Wednesday, 21 June 2023

Chippy?

What would the imposition of VAT on private school fees be supposed to achieve? There are other ways of raising £1.7 billion, not quite two per cent of the education budget. But when asked, as only they ever are, how they would pay for this or that, then Labour frontbenchers always now reply that they would impose VAT on private school fees. That is supposed to pay for everything.

Now, no one is scrimping and saving to find anything from £15,000 to £50,000 per year. Anywhere on that scale, you either have that kind of money, or you do not. Even HMRC, which is of course the State itself, admits that 50 per cent of workers in Britain have gross annual incomes of less than £20,000. Two in five adults do not reach the income tax threshold of £12,570, just over one thousand pounds per month. And yes, that does include benefits and everything else.

But the pretence that VAT on school fees would pay for every policy under discussion at the given time, proves only that neither it nor they would ever be attempted in actual fact. Moreover, this levy could not be both an inexhaustible source of revenue, and a device for closing down the hated private schools. It would obviously not be the former, and it would no less clearly fail to be the latter. The customer base would perfectly easily absorb the small additional cost and carry on.

You could go so far as to ban private schools by law, and they would set up abroad. Furthermore, their continued existence is utterly unrelated to what, if any, educational provision the State may make. The Labour Party has proposed a privately schooled Prime Minister at the last two General Elections and at five of the last seven, as it will again next time, and it has proposed a privately schooled Chancellor of the Exchequer at all of the last four. Those schools are not especially academic. They are often still using the IGCSE, which has been banned in the state-funded sector for being too easy. But they are selling social connections.

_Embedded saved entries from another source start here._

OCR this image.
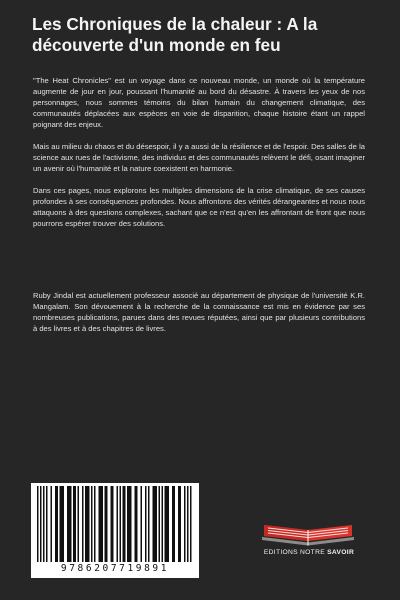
Les Chroniques de la chaleur : A la découverte d'un monde en feu

"The Heat Chronicles" est un voyage dans ce nouveau monde, un monde où la température augmente de jour en jour, poussant l'humanité au bord du désastre. À travers les yeux de nos personnages, nous sommes témoins du bilan humain du changement climatique, des communautés déplacées aux espèces en voie de disparition, chaque histoire étant un rappel poignant des enjeux.

Mais au milieu du chaos et du désespoir, il y a aussi de la résilience et de l'espoir. Des salles de la science aux rues de l'activisme, des individus et des communautés relèvent le défi, osant imaginer un avenir où l'humanité et la nature coexistent en harmonie.

Dans ces pages, nous explorons les multiples dimensions de la crise climatique, de ses causes profondes à ses conséquences profondes. Nous affrontons des vérités dérangeantes et nous nous attaquons à des questions complexes, sachant que ce n'est qu'en les affrontant de front que nous pourrons espérer trouver des solutions.

Ruby Jindal est actuellement professeur associé au département de physique de l'université K.R. Mangalam. Son dévouement à la recherche de la connaissance est mis en évidence par ses nombreuses publications, parues dans des revues réputées, ainsi que par plusieurs contributions à des livres et à des chapitres de livres.

9786207719891
EDITIONS NOTRE SAVOIR
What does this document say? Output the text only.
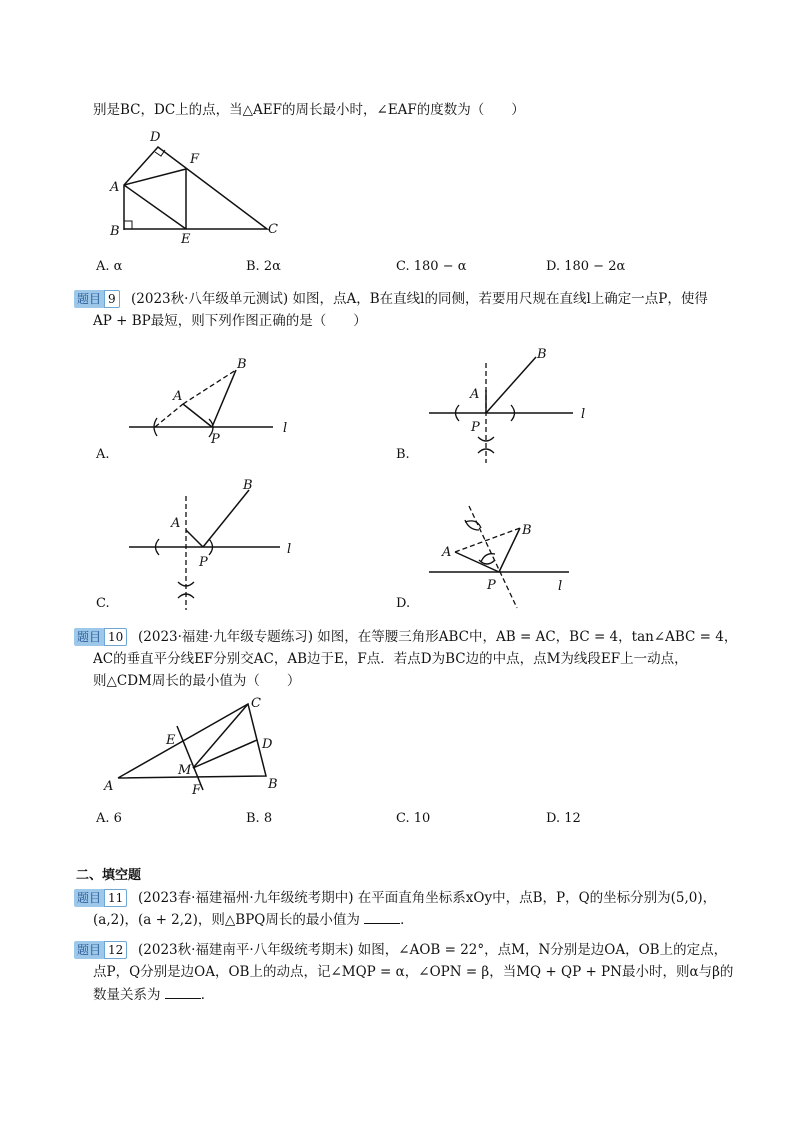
别是BC，DC上的点，当△AEF的周长最小时，∠EAF的度数为（　　）
D
F
A
B
E
C
A. α	B. 2α	C. 180 − α	D. 180 − 2α
题目 9 (2023秋·八年级单元测试) 如图，点A，B在直线l的同侧，若要用尺规在直线l上确定一点P，使得
AP + BP最短，则下列作图正确的是（　　）
A
B
P
l
A.
A
B
P
l
B.
A
B
P
l
C.
A
B
P	l
D.
题目 10 (2023·福建·九年级专题练习) 如图，在等腰三角形ABC中，AB = AC，BC = 4，tan∠ABC = 4，
AC的垂直平分线EF分别交AC，AB边于E，F点．若点D为BC边的中点，点M为线段EF上一动点，
则△CDM周长的最小值为（　　）
C
E	D
M
A	F	B
A. 6	B. 8	C. 10	D. 12
二、填空题
题目 11 (2023春·福建福州·九年级统考期中) 在平面直角坐标系xOy中，点B，P，Q的坐标分别为(5,0)，
(a,2)，(a + 2,2)，则△BPQ周长的最小值为	．
题目 12 (2023秋·福建南平·八年级统考期末) 如图，∠AOB = 22°，点M，N分别是边OA，OB上的定点，
点P，Q分别是边OA，OB上的动点，记∠MQP = α，∠OPN = β，当MQ + QP + PN最小时，则α与β的
数量关系为	．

Consider Hamish Falconer, who has been parachuted in as the Labour candidate for Lincoln, where the Conservative majority is only 3,514. Falconer's father is said to have refused to move his children to state schools, thereby preventing his selection as a Labour candidate, and thus compelling his old flatmate, Tony Blair, to raise him to the peerage in order to make him first Solicitor General and then Lord Chancellor.

Believe that if you like, although such arrangements have not precluded other people's advancement in the Labour Party, but the point is that it is now stated entirely matter-of-factly that the younger Falconer, who has a thoroughly spooky CV, would be a Labour Defence Secretary within two years of election, and a Labour Foreign Secretary within two years of that, precisely because he had gone to a major public school. Glamis, Cawdor, and King hereafter? Well, Leader of the Labour Party, perhaps. But he was at Westminster, and no male product of a mixed secondary school has ever become Prime Minister.

Still, when I tell you that there is going to be a hung Parliament, then you can take that to the bank. I spent the 2005 Parliament saying that it was psephologically impossible for the Heir to Blair's Conservative Party to win an overall majority. I predicted a hung Parliament on the day that the 2017 General Election was called, and I stuck to that, entirely alone, all the way up to the publication of the exit poll eight long weeks later. And on the day that Rishi Sunak became Prime Minister, I predicted that a General Election between him and Keir Starmer would result in a hung Parliament.

To strengthen families and communities by securing economic equality and international peace through the democratic political control of the means to those ends, including national and parliamentary sovereignty, we need to hold the balance of power. Owing nothing to either main party, we must be open to the better offer. There does, however, need to be a better offer. Not a lesser evil, which in any case the Labour Party is not.